Schon seit Anfang November streiken die StudentInnen in Berlin. Bedeuten die Weihnachtsferien einen Einbruch der Proteste, oder werden die StudentInnen weiter gegen die Sparpolitik der Berliner Regierung demonstrieren? Mehr dazu weiß Peter Hartig. Er ist Student an der Humboldt-Universität Berlin (HU) und Sprecher der Arbeitsgemeinschaft Öffentlichkeit der streikenden Studierenden der HU.
Auf der HU-Vollversammlung hat sich am 5. Januar 2004, eine Mehrheit für einen Teilzeitstreik ausgesprochen. Ist der Streik an der HU damit zu Ende?
Nein. Der Streik und die Proteste werden weitergehen. Wie die Sache genannt wird, ist nicht entscheidend. Es wurde beschlossen, dass die Proteste bis zum 15. Januar, also bis zur ersten Lesung des Berliner Sparhaushaltes, fortgesetzt werden. Selbst nach sechsstündiger Debatte waren am Ende noch zweitausend Studierende an der Abstimmung beteiligt.
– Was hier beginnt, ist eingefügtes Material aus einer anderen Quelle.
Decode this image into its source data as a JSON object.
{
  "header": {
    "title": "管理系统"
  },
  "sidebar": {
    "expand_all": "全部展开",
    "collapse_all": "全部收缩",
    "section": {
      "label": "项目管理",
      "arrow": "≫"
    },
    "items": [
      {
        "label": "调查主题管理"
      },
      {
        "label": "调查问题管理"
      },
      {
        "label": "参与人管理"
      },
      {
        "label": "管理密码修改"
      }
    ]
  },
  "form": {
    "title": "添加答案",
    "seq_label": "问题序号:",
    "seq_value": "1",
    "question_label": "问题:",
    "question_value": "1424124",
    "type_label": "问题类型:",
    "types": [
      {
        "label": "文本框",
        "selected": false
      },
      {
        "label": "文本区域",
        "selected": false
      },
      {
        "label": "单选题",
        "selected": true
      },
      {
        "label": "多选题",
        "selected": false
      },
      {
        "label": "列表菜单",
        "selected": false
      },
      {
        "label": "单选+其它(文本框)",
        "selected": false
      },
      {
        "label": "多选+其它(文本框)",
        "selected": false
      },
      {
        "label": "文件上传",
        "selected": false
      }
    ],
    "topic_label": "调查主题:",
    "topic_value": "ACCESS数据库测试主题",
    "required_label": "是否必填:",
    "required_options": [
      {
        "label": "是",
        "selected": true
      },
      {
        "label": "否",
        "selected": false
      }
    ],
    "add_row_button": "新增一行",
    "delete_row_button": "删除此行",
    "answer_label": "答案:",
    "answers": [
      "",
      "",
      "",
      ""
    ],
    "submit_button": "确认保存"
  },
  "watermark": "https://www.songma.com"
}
Das zeigt, dass es noch eine ganze Menge Leute gibt, denen der Fortgang des Protestes wichtig ist.
Mit der Losung »Gemeinsam gegen Sozial- und Bildungskahlschlag« haben sich die streikenden StudentInnen von Anbeginn in einen außeruniversitären sozialen Kontext gestellt. Welche Erfahrungen haben Sie damit gemacht?
Diese Erfahrung war gut und wichtig. Es hat sich gezeigt, dass Studierende nicht allein auf die Straße gehen, um für ihre Interessen zu kämpfen. Wir haben Verbindungen zu anderen sozialen Gruppen, beispielsweise dem Berliner Sozialforum, und den Gewerkschaften, herstellen können. Wir hoffen aber, dass die anderen vom Sozialabbau betroffenen Gruppen künftig verstärkt auch mit eigenen Aktionen in Erscheinung treten - etwa durch Streiks.
Wie fällt Ihre Bilanz nach sechs Wochen Streik aus?
Wichtig ist vor allem, dass sehr viele junge Studierende, die keine großen politischen Vorkenntnisse hatten, für diesen Streik zu mobilisieren waren. Dazu hat es offenbar schon gereicht, als Erstsemester die schlechten Studienbedingungen kennen zu lernen. Ein großer Erfolg ist außerdem, dass laut Umfragen 83 Prozent der Berliner es für richtig halten, dass wir gegen die Hochschulmisere auf die Straße gegangen sind. Vielen Menschen ist bewusst geworden, dass die universitäre Bildung nach dem Kriterium ökonomischer Verwertbarkeit völlig umgekrempelt werden soll.
Und was habt ihr konkret auf der politischen Bühne erreicht?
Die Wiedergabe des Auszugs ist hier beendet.